Original lithographic maquette for Chagall's Jerusalem Windows. This is the model for the Tribe of Simeon. It measures 9 3/4 x 13 inches.

In 1962 a deluxe book on the making of the "Jerusalem Windows" was published by Andre Sauret. Under Chagall's supervision, Charles Sorlier produced twelve 20-color stone lithographs for the series. These were based on Chagall's final models for the stained glass windows he had designed for The Synagogue of the Hadassah-Hebrew University Medical Center. Published by Andre Sauret, Monte Carlo. Printed by the renowned French printer Mourlot.
 

The "Jerusalem Windows" lithographs, like the windows, represent the twelve sons of the Patriarch Jacob, from whom came the Twelve tribes of Israel. Chagall's images are populated by floating figures of animals, flowers, fish, and numerous Jewish symols.
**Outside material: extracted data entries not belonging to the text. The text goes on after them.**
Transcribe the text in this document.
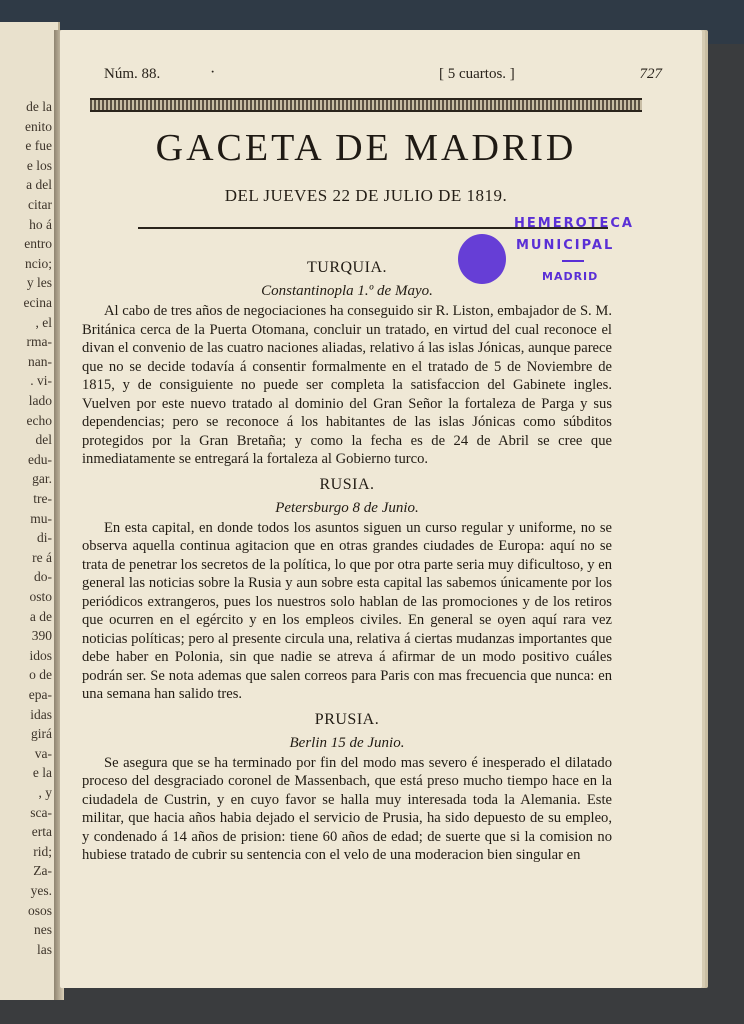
de la
enito
e fue
e los
a del
citar
ho á
entro
ncio;
y les
ecina
, el
rma-
nan-
. vi-
lado
echo
del
edu-
gar.
tre-
mu-
di-
re á
do-
osto
a de
390
idos
o de
epa-
idas
girá
va-
e la
, y
sca-
erta
rid;
Za-
yes.
osos
nes
las
Núm. 88.	·	[ 5 cuartos. ]	727
GACETA DE MADRID
DEL JUEVES 22 DE JULIO DE 1819.
HEMEROTECA
MUNICIPAL
MADRID

TURQUIA.

Constantinopla 1.º de Mayo.

Al cabo de tres años de negociaciones ha conseguido sir R. Liston, embajador de S. M. Británica cerca de la Puerta Otomana, concluir un tratado, en virtud del cual reconoce el divan el convenio de las cuatro naciones aliadas, relativo á las islas Jónicas, aunque parece que no se decide todavía á consentir formalmente en el tratado de 5 de Noviembre de 1815, y de consiguiente no puede ser completa la satisfaccion del Gabinete ingles. Vuelven por este nuevo tratado al dominio del Gran Señor la fortaleza de Parga y sus dependencias; pero se reconoce á los habitantes de las islas Jónicas como súbditos protegidos por la Gran Bretaña; y como la fecha es de 24 de Abril se cree que inmediatamente se entregará la fortaleza al Gobierno turco.

RUSIA.

Petersburgo 8 de Junio.

En esta capital, en donde todos los asuntos siguen un curso regular y uniforme, no se observa aquella continua agitacion que en otras grandes ciudades de Europa: aquí no se trata de penetrar los secretos de la política, lo que por otra parte seria muy dificultoso, y en general las noticias sobre la Rusia y aun sobre esta capital las sabemos únicamente por los periódicos extrangeros, pues los nuestros solo hablan de las promociones y de los retiros que ocurren en el egército y en los empleos civiles. En general se oyen aquí rara vez noticias políticas; pero al presente circula una, relativa á ciertas mudanzas importantes que debe haber en Polonia, sin que nadie se atreva á afirmar de un modo positivo cuáles podrán ser. Se nota ademas que salen correos para Paris con mas frecuencia que nunca: en una semana han salido tres.

PRUSIA.

Berlin 15 de Junio.

Se asegura que se ha terminado por fin del modo mas severo é inesperado el dilatado proceso del desgraciado coronel de Massenbach, que está preso mucho tiempo hace en la ciudadela de Custrin, y en cuyo favor se halla muy interesada toda la Alemania. Este militar, que hacia años habia dejado el servicio de Prusia, ha sido depuesto de su empleo, y condenado á 14 años de prision: tiene 60 años de edad; de suerte que si la comision no hubiese tratado de cubrir su sentencia con el velo de una moderacion bien singular en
To fully understand the significance of this series, they must be viewed under Chagall's deep sense of identification with the whole of the Jewish history, its tragedies and victories, as well as his own personal background in the village of Vitebsk, where he was born and grew up. "All the time I was working, I felt my father and my mother were looking over my shoulder, and behind them were Jews, millions of other vanished Jews of yesterday and a thousand years ago." But it was the Bible that provided his main inspiration, particularly Genesis 49, where Jacob blesses his 12 sons, and Deuteronomy 33, where Moses blesses the Twelve Tribes. The dominant colors used in each lithograph are inspired by those blessings as well as by the description of the breastplate of the High Priest in Exodus 28:15, which was colored gold, blue, scarlet, and purple, and contained 12 gems including turquoise, emeralds, sapphires and lapis lazuli.